Senator John Edwards, Senate Rules Chairman who has the authority to call the Senate back into session, says that there has been “no great outcry” to end the budget crisis.

Senator Dick Saslaw, Democat Leader, said to the House “”if they don’t like it, they can observe the mistletoe attached to my coattail,” after the House criticized the Senate for taking long vacations during this crucial time.

All of these comments from Senior Democrats in the Senate are indicative of the approach they and Governor McAuliffe are taking to the budget crisis.

Furthermore, Republican Governor Mike Pence of Indiana wrote Speaker Howell applauding the House for our efforts to resist Obamacare’s Medicaid expansion in Virginia.
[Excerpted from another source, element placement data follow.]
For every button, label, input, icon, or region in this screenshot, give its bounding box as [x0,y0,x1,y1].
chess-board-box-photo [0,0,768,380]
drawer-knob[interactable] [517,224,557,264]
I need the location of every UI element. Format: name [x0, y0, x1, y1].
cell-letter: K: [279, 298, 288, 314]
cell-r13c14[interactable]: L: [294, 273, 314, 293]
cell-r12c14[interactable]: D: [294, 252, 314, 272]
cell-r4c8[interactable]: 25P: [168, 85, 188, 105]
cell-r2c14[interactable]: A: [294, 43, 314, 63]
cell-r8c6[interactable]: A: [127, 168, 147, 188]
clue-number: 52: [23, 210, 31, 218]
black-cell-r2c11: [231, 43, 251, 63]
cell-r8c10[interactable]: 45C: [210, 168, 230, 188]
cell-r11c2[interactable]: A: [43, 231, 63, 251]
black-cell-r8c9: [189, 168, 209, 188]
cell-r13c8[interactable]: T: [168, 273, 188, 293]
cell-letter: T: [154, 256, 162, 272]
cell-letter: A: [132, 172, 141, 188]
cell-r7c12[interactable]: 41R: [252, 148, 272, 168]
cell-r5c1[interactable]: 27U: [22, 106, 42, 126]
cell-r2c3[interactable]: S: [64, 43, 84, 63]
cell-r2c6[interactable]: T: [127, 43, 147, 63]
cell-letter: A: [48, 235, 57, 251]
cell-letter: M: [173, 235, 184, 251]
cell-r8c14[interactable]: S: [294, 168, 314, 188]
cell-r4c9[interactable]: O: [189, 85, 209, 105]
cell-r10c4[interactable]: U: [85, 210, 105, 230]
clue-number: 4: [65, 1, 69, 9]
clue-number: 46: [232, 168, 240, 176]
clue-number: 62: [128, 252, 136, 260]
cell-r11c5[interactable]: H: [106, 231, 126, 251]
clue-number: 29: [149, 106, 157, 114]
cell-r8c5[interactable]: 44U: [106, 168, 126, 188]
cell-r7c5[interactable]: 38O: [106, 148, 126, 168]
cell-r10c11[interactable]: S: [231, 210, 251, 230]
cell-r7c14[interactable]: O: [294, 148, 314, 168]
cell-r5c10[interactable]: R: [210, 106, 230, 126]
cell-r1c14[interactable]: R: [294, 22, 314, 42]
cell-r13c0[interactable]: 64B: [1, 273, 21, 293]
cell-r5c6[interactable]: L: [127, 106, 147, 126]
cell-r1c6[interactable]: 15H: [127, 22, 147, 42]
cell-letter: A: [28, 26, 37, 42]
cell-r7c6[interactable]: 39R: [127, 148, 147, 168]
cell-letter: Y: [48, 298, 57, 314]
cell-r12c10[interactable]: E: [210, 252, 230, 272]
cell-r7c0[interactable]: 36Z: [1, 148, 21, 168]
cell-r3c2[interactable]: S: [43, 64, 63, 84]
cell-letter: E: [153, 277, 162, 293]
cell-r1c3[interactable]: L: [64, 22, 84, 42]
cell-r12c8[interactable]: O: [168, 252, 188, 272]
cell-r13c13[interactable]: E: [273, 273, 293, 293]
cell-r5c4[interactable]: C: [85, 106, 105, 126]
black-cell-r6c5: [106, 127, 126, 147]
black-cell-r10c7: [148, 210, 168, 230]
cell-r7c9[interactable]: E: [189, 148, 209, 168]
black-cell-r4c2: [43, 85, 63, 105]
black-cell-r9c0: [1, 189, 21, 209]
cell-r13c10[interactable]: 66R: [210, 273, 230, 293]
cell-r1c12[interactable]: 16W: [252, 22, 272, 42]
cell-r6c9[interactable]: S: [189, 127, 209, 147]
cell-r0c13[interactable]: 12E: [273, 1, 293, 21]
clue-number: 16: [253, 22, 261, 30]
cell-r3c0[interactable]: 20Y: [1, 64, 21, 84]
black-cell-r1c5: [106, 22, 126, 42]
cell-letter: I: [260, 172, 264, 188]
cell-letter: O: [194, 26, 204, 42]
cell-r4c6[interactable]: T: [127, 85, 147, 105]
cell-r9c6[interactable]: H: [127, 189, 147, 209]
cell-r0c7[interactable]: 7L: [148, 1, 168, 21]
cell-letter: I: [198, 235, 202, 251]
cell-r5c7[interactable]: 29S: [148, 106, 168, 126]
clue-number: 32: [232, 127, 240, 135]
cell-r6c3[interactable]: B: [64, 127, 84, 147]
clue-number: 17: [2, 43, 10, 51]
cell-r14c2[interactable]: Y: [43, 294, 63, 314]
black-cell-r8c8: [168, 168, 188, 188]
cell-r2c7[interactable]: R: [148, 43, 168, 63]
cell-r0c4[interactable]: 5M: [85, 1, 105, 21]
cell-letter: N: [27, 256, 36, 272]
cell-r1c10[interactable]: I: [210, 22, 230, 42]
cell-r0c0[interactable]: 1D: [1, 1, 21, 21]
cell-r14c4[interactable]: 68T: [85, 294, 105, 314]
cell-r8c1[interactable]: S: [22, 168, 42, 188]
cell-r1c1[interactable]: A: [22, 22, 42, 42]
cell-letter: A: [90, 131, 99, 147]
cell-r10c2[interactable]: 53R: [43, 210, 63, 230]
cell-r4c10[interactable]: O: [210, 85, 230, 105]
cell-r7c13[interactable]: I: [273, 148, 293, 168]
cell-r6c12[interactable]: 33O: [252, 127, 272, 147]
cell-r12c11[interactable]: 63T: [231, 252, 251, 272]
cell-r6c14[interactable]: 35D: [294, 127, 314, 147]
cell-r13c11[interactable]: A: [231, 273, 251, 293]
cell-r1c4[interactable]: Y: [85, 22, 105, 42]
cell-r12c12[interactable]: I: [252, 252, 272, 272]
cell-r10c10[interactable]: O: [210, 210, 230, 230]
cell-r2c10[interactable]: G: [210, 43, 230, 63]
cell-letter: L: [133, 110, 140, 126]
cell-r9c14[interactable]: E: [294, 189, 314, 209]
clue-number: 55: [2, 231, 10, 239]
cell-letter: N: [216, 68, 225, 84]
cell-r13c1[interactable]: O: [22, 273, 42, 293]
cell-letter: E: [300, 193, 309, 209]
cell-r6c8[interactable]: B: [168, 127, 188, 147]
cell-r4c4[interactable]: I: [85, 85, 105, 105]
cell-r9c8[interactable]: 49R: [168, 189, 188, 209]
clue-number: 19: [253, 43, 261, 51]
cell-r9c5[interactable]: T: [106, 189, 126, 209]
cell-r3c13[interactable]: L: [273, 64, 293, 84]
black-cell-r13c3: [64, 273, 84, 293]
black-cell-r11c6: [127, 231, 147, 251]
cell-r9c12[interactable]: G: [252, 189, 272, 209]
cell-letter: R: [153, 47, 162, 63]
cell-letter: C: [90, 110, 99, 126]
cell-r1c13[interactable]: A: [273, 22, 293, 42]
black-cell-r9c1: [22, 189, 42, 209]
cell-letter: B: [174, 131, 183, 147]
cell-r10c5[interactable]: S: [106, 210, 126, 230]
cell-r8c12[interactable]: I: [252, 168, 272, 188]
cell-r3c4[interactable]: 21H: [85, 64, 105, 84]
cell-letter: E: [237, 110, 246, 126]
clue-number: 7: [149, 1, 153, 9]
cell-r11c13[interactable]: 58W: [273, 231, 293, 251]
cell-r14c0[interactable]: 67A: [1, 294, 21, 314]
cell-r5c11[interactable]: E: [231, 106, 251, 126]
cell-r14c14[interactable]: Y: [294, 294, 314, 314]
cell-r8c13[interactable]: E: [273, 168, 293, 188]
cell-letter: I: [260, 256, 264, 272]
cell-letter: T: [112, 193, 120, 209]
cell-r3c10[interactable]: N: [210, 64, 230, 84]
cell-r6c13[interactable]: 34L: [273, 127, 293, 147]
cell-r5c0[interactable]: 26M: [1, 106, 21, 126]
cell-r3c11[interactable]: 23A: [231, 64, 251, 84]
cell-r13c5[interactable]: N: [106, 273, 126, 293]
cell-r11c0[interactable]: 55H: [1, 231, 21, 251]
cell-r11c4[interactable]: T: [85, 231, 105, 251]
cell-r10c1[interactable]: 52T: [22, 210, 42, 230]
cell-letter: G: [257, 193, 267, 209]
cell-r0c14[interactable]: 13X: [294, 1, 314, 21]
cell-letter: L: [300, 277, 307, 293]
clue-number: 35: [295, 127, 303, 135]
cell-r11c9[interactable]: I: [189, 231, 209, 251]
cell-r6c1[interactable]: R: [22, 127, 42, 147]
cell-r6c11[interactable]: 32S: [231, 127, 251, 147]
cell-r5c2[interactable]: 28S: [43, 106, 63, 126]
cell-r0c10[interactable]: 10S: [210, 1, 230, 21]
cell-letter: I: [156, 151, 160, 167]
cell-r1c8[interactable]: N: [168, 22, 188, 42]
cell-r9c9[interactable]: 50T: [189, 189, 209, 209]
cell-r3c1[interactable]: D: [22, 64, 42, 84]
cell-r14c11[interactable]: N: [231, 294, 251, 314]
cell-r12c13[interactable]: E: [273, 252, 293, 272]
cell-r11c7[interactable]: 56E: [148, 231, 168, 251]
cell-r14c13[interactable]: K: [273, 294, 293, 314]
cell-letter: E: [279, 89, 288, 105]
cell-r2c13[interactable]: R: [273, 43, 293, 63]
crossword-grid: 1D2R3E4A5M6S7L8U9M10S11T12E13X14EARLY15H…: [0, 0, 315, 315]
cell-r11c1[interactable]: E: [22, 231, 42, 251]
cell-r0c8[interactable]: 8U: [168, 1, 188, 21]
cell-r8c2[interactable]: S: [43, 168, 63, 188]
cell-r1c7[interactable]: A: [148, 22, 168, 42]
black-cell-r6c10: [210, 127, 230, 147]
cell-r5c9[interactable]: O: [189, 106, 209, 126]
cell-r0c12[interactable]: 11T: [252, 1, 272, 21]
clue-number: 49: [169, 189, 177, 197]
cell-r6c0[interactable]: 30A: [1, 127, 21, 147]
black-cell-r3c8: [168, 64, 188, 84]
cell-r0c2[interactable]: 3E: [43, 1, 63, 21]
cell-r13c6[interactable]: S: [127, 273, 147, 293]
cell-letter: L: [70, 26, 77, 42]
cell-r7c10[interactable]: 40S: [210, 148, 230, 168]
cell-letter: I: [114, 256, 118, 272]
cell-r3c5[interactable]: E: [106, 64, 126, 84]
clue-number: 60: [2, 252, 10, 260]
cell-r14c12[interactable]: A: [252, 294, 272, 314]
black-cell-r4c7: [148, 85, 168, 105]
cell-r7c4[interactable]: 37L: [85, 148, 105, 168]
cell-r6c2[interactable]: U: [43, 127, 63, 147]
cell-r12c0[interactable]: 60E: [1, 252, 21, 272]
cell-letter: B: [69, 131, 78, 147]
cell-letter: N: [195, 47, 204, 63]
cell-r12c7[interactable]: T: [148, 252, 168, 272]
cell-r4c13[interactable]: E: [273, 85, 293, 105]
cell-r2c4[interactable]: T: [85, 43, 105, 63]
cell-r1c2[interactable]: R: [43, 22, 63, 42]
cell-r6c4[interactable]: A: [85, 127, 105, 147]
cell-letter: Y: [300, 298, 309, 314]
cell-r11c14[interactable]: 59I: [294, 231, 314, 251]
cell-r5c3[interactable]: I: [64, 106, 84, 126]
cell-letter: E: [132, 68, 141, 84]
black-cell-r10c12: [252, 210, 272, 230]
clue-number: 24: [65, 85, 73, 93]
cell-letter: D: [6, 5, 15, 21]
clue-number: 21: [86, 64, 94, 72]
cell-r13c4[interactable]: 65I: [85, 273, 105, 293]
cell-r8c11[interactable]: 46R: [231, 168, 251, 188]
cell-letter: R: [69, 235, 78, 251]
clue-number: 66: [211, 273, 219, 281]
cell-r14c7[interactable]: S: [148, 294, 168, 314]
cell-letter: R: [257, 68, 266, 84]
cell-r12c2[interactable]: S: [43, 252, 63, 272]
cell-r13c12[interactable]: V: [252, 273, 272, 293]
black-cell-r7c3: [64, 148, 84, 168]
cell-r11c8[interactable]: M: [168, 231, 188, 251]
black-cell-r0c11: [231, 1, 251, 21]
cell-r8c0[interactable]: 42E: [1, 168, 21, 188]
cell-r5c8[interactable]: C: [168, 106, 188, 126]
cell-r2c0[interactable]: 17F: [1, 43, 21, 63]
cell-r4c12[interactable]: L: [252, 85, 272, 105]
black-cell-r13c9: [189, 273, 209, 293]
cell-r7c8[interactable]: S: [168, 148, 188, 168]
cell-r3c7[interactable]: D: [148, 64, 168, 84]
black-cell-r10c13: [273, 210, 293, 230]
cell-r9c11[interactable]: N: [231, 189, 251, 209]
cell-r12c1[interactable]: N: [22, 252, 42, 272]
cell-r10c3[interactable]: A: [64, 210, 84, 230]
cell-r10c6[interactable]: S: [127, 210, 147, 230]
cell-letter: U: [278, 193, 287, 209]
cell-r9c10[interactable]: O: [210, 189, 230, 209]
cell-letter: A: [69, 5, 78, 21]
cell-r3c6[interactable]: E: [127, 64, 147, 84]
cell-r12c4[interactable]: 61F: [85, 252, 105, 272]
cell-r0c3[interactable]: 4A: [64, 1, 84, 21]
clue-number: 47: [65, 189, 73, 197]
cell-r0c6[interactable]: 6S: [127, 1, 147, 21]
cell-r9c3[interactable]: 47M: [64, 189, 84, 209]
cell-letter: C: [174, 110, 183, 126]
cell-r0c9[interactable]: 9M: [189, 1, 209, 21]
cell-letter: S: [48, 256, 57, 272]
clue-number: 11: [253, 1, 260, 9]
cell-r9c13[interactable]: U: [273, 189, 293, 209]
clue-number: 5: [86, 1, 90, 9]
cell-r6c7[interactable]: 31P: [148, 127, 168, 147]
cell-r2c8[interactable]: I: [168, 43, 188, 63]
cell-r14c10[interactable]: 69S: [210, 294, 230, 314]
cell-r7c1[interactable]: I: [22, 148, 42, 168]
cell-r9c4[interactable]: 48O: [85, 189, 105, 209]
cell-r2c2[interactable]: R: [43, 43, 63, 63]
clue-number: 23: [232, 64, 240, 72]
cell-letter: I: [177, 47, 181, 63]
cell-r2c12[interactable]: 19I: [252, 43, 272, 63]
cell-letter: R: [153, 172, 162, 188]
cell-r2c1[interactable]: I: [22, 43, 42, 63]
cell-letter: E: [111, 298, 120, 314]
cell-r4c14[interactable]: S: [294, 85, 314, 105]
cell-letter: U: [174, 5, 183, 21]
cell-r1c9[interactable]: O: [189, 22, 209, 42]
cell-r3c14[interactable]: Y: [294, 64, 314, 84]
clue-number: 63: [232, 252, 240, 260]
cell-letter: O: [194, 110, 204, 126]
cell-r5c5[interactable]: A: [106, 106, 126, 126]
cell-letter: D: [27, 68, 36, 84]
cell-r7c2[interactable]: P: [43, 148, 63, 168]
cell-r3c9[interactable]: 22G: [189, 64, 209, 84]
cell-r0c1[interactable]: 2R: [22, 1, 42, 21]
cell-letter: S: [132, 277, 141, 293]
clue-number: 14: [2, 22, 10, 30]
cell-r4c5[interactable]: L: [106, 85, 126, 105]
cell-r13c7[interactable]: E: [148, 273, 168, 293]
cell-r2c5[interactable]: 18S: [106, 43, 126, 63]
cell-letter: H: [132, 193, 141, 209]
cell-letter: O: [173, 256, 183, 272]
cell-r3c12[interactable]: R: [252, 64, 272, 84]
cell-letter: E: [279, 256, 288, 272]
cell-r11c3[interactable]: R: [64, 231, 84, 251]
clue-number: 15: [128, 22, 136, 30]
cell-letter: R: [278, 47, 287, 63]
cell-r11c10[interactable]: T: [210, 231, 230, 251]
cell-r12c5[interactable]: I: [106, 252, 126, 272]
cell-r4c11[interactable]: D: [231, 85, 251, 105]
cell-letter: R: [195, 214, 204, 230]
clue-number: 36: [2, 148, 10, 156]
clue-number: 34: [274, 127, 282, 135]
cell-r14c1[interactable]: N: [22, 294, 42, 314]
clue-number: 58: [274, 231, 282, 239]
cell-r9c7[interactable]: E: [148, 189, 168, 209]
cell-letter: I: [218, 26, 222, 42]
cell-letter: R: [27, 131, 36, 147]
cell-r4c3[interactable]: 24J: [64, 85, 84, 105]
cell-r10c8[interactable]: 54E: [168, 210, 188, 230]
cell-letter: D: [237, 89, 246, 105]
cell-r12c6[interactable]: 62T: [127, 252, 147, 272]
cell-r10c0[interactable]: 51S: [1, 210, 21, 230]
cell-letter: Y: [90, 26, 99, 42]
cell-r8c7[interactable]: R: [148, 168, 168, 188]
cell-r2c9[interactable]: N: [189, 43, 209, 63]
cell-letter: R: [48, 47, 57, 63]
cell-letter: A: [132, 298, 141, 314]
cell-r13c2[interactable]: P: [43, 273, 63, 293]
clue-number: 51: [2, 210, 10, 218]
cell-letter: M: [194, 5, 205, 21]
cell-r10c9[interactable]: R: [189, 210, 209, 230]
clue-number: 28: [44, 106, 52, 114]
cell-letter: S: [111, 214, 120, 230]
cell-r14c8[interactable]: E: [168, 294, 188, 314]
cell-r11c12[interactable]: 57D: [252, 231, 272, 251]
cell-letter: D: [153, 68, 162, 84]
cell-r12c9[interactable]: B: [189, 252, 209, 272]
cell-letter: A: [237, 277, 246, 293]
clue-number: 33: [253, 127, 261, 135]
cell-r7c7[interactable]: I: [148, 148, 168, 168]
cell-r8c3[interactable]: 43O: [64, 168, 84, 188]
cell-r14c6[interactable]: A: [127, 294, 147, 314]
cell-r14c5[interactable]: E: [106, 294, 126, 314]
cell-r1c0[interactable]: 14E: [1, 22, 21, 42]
I agree with Governor Pence when he says our stand will “protect Virginia taxpayers and healthcare consumers from the long-term pitfalls of expanding this deeply flawed entitlement program.” Earlier, Democrats had suggested Virginia should follow Pence lead on Medicaid expansion. As noted in the Pence letter, Indiana had worked on Medicaid fixes for 6 years and implemented many reforms before they put forth a detailed plan for increasing coverage.

The House of Delegates has offered a rational and reasonable path to ending this crisis – pass the budget now and come back for a Special Session on Medicaid expansion. We have listened to the Virginia Chamber of Commerce and over 100 other local governments, school boards, business groups, and elected officials who say lawmakers should set aside Medicaid expansion and pass a budget as quickly as possible.

As a member of the House Appropriations Committee (HAC), I will be at the HAC meeting this week to further discuss the impact of the revenue shortfall and strategies to close the budget gap.

Kirk Cox is a member of the Virginia House of Delegates.